El autor de los hechos acudió a la vivienda familiar para robar a la mujer junto a un menor de edad, que ya fue penado a pasar ocho años en un centro de internamiento
Un hombre ha sido condenado a 27 años de prisión por matar a su madre adoptiva en la primavera de 2022 después de atarle de pies y manos, estrangularla, esconder el cadáver en un congelador y finalmente arrojarlo a una alcantarilla de Málaga a pocos metros de la vivienda de la mujer. El joven, que tiene 26 años, fue declarado culpable por unanimidad por el jurado popular en un juicio que terminó la semana pasada. Ahora la Audiencia Provincial de Málaga le condena por los delitos de asesinato, robo con violencia en casa habitada y profanación del cadáver con agravante de parentesco.

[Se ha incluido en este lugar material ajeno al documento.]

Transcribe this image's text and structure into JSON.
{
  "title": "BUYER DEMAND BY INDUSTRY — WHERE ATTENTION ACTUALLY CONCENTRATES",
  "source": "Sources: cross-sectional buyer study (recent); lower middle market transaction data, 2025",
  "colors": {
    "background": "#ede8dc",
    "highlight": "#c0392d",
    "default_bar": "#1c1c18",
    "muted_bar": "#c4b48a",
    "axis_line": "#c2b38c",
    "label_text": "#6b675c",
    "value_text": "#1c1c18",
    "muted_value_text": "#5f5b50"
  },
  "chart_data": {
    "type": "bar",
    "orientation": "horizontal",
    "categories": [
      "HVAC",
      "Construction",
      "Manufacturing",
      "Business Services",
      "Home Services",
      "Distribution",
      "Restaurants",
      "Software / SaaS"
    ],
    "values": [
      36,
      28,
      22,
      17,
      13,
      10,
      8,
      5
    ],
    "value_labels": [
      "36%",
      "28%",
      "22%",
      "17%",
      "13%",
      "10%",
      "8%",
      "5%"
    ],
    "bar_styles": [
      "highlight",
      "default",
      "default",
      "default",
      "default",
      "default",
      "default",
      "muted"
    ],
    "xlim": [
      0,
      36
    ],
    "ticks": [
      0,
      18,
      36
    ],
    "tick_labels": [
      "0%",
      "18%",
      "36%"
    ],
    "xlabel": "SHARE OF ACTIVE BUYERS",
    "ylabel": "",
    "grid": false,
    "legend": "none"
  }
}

La sentencia destaca que el acusado, que entonces tenía 22 años, entró a la fuerza en la vivienda de su madre adoptiva junto a un menor de edad con el objetivo de perpetrar un robo. Fue el 25 de mayo de 2022 y tras acceder con violencia, ambos pidieron el pin de la tarjeta de crédito a la mujer. Como esta no lo hizo, la ataron de pies y manos y luego la amordazaron. Más tarde, el hijo adoptado tiró “con fuerza” de la cuerda con la que habían rodeado su cuello “siendo consciente de que su acción podía causarle la muerte”, según el documento judicial. Finalmente, así acabó con su vida.